On Oct 4, 2007, at 23:10, Gerry Creager wrote:

GUIs are not designed to make anything easier, necessarily, for the user. That's a fiction we foist off on users to make them think programmers are their friends. GUIs are designed to limit most users to be able to do just what the GUI programmer wanted them to do. [...]

One thing to consider is this: I spend my life, now, in Linux. Most of it is spent at the command line save for the specific applications I am using that require some form of graphical interface because of their overall complexity. I'm a dinosaur. I LIKE the command prompt.
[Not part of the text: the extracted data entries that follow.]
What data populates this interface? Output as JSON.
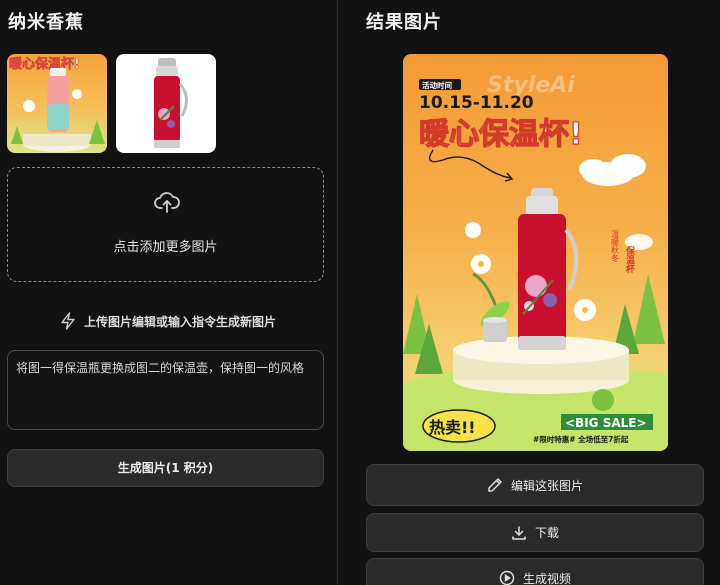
{
  "left_panel": {
    "title": "纳米香蕉",
    "upload": {
      "text": "点击添加更多图片"
    },
    "hint": "上传图片编辑或输入指令生成新图片",
    "prompt_value": "将图一得保温瓶更换成图二的保温壶，保持图一的风格",
    "generate_button": "生成图片(1 积分)"
  },
  "right_panel": {
    "title": "结果图片",
    "poster": {
      "watermark": "StyleAi",
      "event_tag": "活动时间",
      "dates": "10.15-11.20",
      "headline": "暖心保温杯!",
      "side_text_1": "温暖秋冬",
      "side_text_2": "保温杯",
      "badge": "热卖!!",
      "big_sale": "<BIG SALE>",
      "footer": "#限时特惠# 全场低至7折起"
    },
    "buttons": {
      "edit": "编辑这张图片",
      "download": "下载",
      "video": "生成视频"
    }
  },
  "colors": {
    "background": "#121212",
    "button_bg": "#2a2a2a",
    "poster_orange": "#f39a36",
    "poster_green": "#8cc63f",
    "flask_red": "#c8102e"
  }
}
Perhaps it is because of your latter comments that you make the first. But I would like to disagree with you 10,000%. GUIs _are_ designed to make things easier for folks. Most folks would never touch a computer at all if CLI was the only option. Most folks are dangerous in a CLI. Some of us are successful at CLI and can make it sing, but we are the rarity, the oddity, the unusual. GUIs restrict users, but that is more of a consequence of the programming than a goal of the programmers. A good programmer can give the GUI nearly as much power as the CLI, yes, it is possible. An elegant GUI is magnificent, and rare, and frees us from having to think about what we're doing or worry about syntax.

I tip my hat to the programmers who make GUIs possible. I thank them for their struggles in the name of making my life easier. As some one who routinely tries to help users struggle with understanding programs, I have a deep appreciation for how difficult it is to design a truly user friendly GUI.